Essa subvalorização da água também encoraja o seu “uso perdulário” e leva a que se instalem culturas e indústrias que mais a consomem, como centros de processamento de dados e centrais a carvão, em áreas com maior risco de “stress hídrico”.
“Pela primeira vez na história da humanidade, estamos a desequilibrar o ciclo global da água. Já não podemos confiar na chuva, a fonte de toda a água doce, devido às alterações climáticas e de uso da terra causadas pela humanidade, que prejudicam a base do bem-estar humano e da economia mundial”, refere Johan Rockström, diretor do Instituto de Potsdam de Investigação sobre Impactos Climáticos (PIK) e um dos quatro copresidentes da comissão, citado no comunicado.
Em julho de 2010, a Assembleia Geral das Nações Unidas reconheceu o direito de todas as pessoas ao acesso a água suficiente para uso pessoal e doméstico, entre 50 e 100 litros por dia, mas a Comissão Global sustenta que “uma vida digna – incluindo nutrição e consumo adequados – requer um mínimo de cerca de 4.000 litros por pessoa por dia”.

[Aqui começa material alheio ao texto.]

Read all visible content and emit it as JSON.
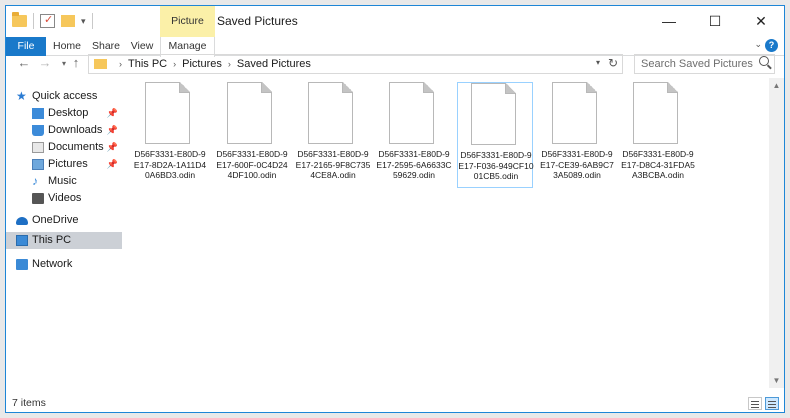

Para enfrentar a crise, é necessária uma “nova economia da água”, baseada num “pensamento mais ousado e integrado e numa reformulação da estrutura das políticas”, defende.
Reconhecer que “o ciclo da água deve ser governado como um bem comum mundial” é um primeiro passo, segundo a comissão, que adianta que tal exige uma ação coletiva, concertada em todos os países, uma “colaboração através de fronteiras e culturas”.
A água deve ser valorizada de modo adequado à escassez e as economias moldadas nesse sentido, através de uma abordagem orientada por “missões” que “incentivarão inovações, capacitação e investimentos e serão avaliadas não em termos de custos e benefícios de curto prazo, mas sim pelo modo como podem favorecer benefícios de longo prazo para toda a economia”.
A primeira missão deverá ser o lançamento de “uma nova revolução nos sistemas alimentares”, transformando a agricultura para sustentar o planeta, através da micro irrigação, da redução da “dependência de fertilizantes à base de nitrogénio”, da utilização da agricultura regenerativa e da mudança progressiva “de dietas de origem animal para dietas de origem vegetal”.
A Comissão Global sobre a Economia da Água recomenda também que sejam conservados e restaurados ‘habitats’ naturais essenciais para proteger a “água verde”, a “humidade nos solos e plantas, que retorna e circula pela atmosfera, gerando cerca de metade da chuva”.
Em relação ao acordo alcançado na cimeira da ONU sobre alterações climáticas em 2022 para “conservar 30% das florestas e restaurar 30% dos ecossistemas degradados até 2030”, a comissão aconselha a que seja dada “prioridade à proteção e restauração das áreas que mais podem contribuir para um ciclo estável da água”.
Estabelecer uma economia circular da água, garantir a sustentabilidade e eficiência da aposta na energia renovável e na inteligência artificial, para que não se intensifique o consumo do líquido, e que “nenhuma criança morra por causa de água contaminada até 2030”, são outras das missões recomendadas pela comissão.
Para a realização destes objetivos seria decisivo construir uma governação mundial da água, adianta.
“Só podemos resolver esta crise se pensarmos em termos muito mais amplos sobre como governamos a água. Reconhecendo as interações da água com as alterações climáticas e a biodiversidade. Mobilizando todas as nossas ferramentas económicas, e financiamento público e privado, para inovar e investir na água. Pensando e agindo multilateralmente”, diz Tharman Shanmugaratnam, Presidente de Singapura e outro dos copresidentes da comissão.